В худые времена Мотыльков перешел на акриды в служебной столовой, но тот, кто жонглерской рукой вывернул из воздуха птицу или благую весть и заходил в новый полет, мог разложить из питомника акридов большой костер и вырезать козленка, и выбить днища из лучших вин… И он подал руку коллеге Анне, подруге лиро-эпических обеденных заведений, и отправился с ней в ресторан через дорогу. Правда, раньше Мотыльков просил подать себе милый мясной салатик — с мясом, сформированным из почти приличной колбасы, а то и мясное ассорти — вообще из двух колбас, и куриные косточки в томате под псевдонимом чахохбили, и к яствам граммов сто пятьдесят, каковую скромность не разнюхал бы Командор, а сегодня средства предписывали — экспресс-комплекс, но в почти пристойном интерьере и на тарелках со знаком ресторана, а в супе плескался стебель мясной малый.

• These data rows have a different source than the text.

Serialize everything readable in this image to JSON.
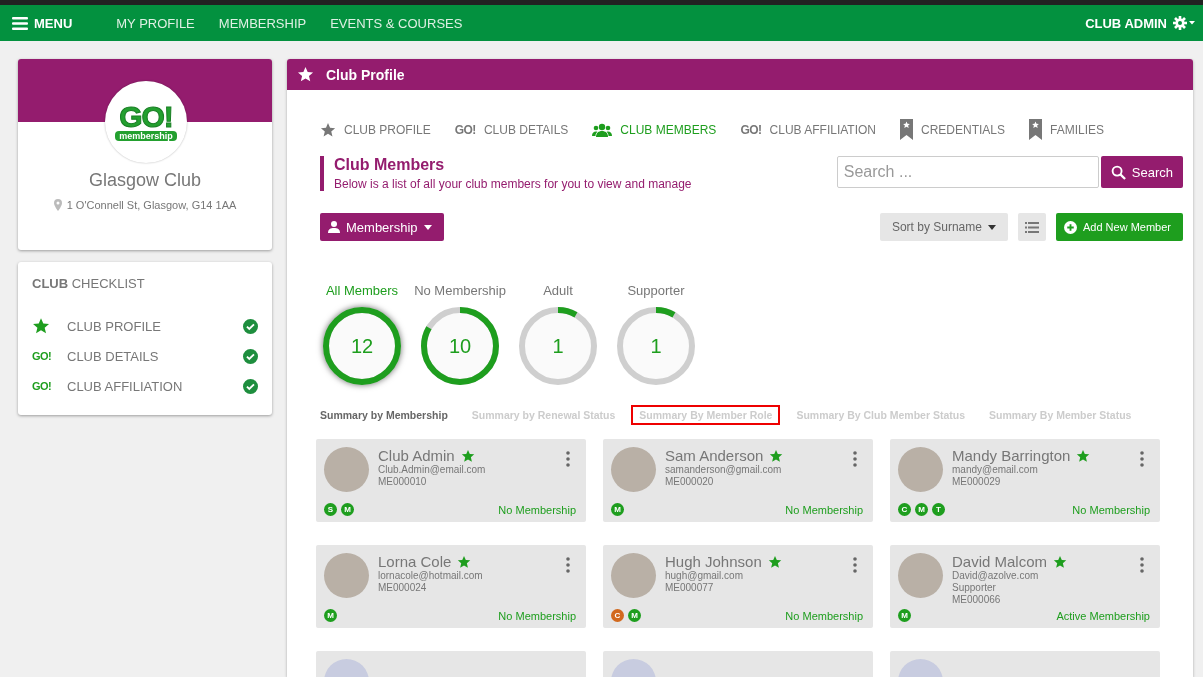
{
  "navbar": {
    "menu_label": "MENU",
    "links": [
      {
        "label": "MY PROFILE"
      },
      {
        "label": "MEMBERSHIP"
      },
      {
        "label": "EVENTS & COURSES"
      }
    ],
    "user_label": "CLUB ADMIN"
  },
  "club_card": {
    "logo": {
      "title": "GO!",
      "subtitle": "membership"
    },
    "name": "Glasgow Club",
    "address": "1 O'Connell St, Glasgow, G14 1AA"
  },
  "checklist": {
    "title": "**CLUB** CHECKLIST",
    "items": [
      {
        "kind": "star",
        "label": "CLUB PROFILE",
        "checked": true
      },
      {
        "kind": "go",
        "icon_text": "GO!",
        "label": "CLUB DETAILS",
        "checked": true
      },
      {
        "kind": "go",
        "icon_text": "GO!",
        "label": "CLUB AFFILIATION",
        "checked": true
      }
    ]
  },
  "panel": {
    "title": "Club Profile",
    "tabs": [
      {
        "kind": "star",
        "label": "CLUB PROFILE",
        "selected": false
      },
      {
        "kind": "go",
        "icon_text": "GO!",
        "label": "CLUB DETAILS",
        "selected": false
      },
      {
        "kind": "people",
        "label": "CLUB MEMBERS",
        "selected": true
      },
      {
        "kind": "go",
        "icon_text": "GO!",
        "label": "CLUB AFFILIATION",
        "selected": false
      },
      {
        "kind": "bookmark",
        "label": "CREDENTIALS",
        "selected": false
      },
      {
        "kind": "bookmark",
        "label": "FAMILIES",
        "selected": false
      }
    ],
    "heading": "Club Members",
    "subheading": "Below is a list of all your club members for you to view and manage",
    "search": {
      "placeholder": "Search ...",
      "button": "Search"
    },
    "filter_button": "Membership",
    "sort_button": "Sort by Surname",
    "add_button": "Add New Member",
    "rings": [
      {
        "label": "All Members",
        "value": "12",
        "level": 1.0,
        "selected": true
      },
      {
        "label": "No Membership",
        "value": "10",
        "level": 0.833,
        "selected": false
      },
      {
        "label": "Adult",
        "value": "1",
        "level": 0.083,
        "selected": false
      },
      {
        "label": "Supporter",
        "value": "1",
        "level": 0.083,
        "selected": false
      }
    ],
    "summary_tabs": [
      {
        "label": "Summary by Membership",
        "selected": true,
        "highlighted": false
      },
      {
        "label": "Summary by Renewal Status",
        "selected": false,
        "highlighted": false
      },
      {
        "label": "Summary By Member Role",
        "selected": false,
        "highlighted": true
      },
      {
        "label": "Summary By Club Member Status",
        "selected": false,
        "highlighted": false
      },
      {
        "label": "Summary By Member Status",
        "selected": false,
        "highlighted": false
      }
    ],
    "members": [
      {
        "kind": "full",
        "name": "Club Admin",
        "email": "Club.Admin@email.com",
        "member_id": "ME000010",
        "badges": [
          {
            "letter": "S",
            "color": "#1e9e1e"
          },
          {
            "letter": "M",
            "color": "#1e9e1e"
          }
        ],
        "status": "No Membership"
      },
      {
        "kind": "full",
        "name": "Sam Anderson",
        "email": "samanderson@gmail.com",
        "member_id": "ME000020",
        "badges": [
          {
            "letter": "M",
            "color": "#1e9e1e"
          }
        ],
        "status": "No Membership"
      },
      {
        "kind": "full",
        "name": "Mandy Barrington",
        "email": "mandy@email.com",
        "member_id": "ME000029",
        "badges": [
          {
            "letter": "C",
            "color": "#1e9e1e"
          },
          {
            "letter": "M",
            "color": "#1e9e1e"
          },
          {
            "letter": "T",
            "color": "#1e9e1e"
          }
        ],
        "status": "No Membership"
      },
      {
        "kind": "full",
        "name": "Lorna Cole",
        "email": "lornacole@hotmail.com",
        "member_id": "ME000024",
        "badges": [
          {
            "letter": "M",
            "color": "#1e9e1e"
          }
        ],
        "status": "No Membership"
      },
      {
        "kind": "full",
        "name": "Hugh Johnson",
        "email": "hugh@gmail.com",
        "member_id": "ME000077",
        "badges": [
          {
            "letter": "C",
            "color": "#d2691e"
          },
          {
            "letter": "M",
            "color": "#1e9e1e"
          }
        ],
        "status": "No Membership"
      },
      {
        "kind": "full",
        "name": "David Malcom",
        "email": "David@azolve.com",
        "role": "Supporter",
        "member_id": "ME000066",
        "badges": [
          {
            "letter": "M",
            "color": "#1e9e1e"
          }
        ],
        "status": "Active Membership"
      },
      {
        "kind": "cut"
      },
      {
        "kind": "cut"
      },
      {
        "kind": "cut"
      }
    ]
  }
}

— Мне отвалили кус тушенки! И брызнули бульонной ряски! — восторженно сообщил он коллеге Анне. — Принудили любовно гонять кус по тарелке, как шайбу, не смея забить в ворота…

— Малинка для бочковой кильки. Сколько денег — столько песен, — отвечала коллега Анна. — Слушай, одолжи Сидорову джинсы, мы с ним на слайд сфотографируемся.

— Мою сказку, сравнимую лишь со снежным катамараном в средиземной лагуне? — уточнил Мотыльков. — Ну что ж, час путешествия Сидорова в двух корпусах одновременно мне хотелось бы оценить… собственно, бесценок… за каждый трюм — плюс фирменный ярлык.

И Мотыльков вдруг застыл с пойманной на клюшку или на ложку тушенкой, не донесенной до зенита. И произнес на подъеме:

— Этот тусклый рабочий понедельник хочет преломиться в жирной точке обеда…

— Корма не в счет, — сказала коллега Анна. — В смысле — ют. Мы с Сидоровым исполним вид спереди.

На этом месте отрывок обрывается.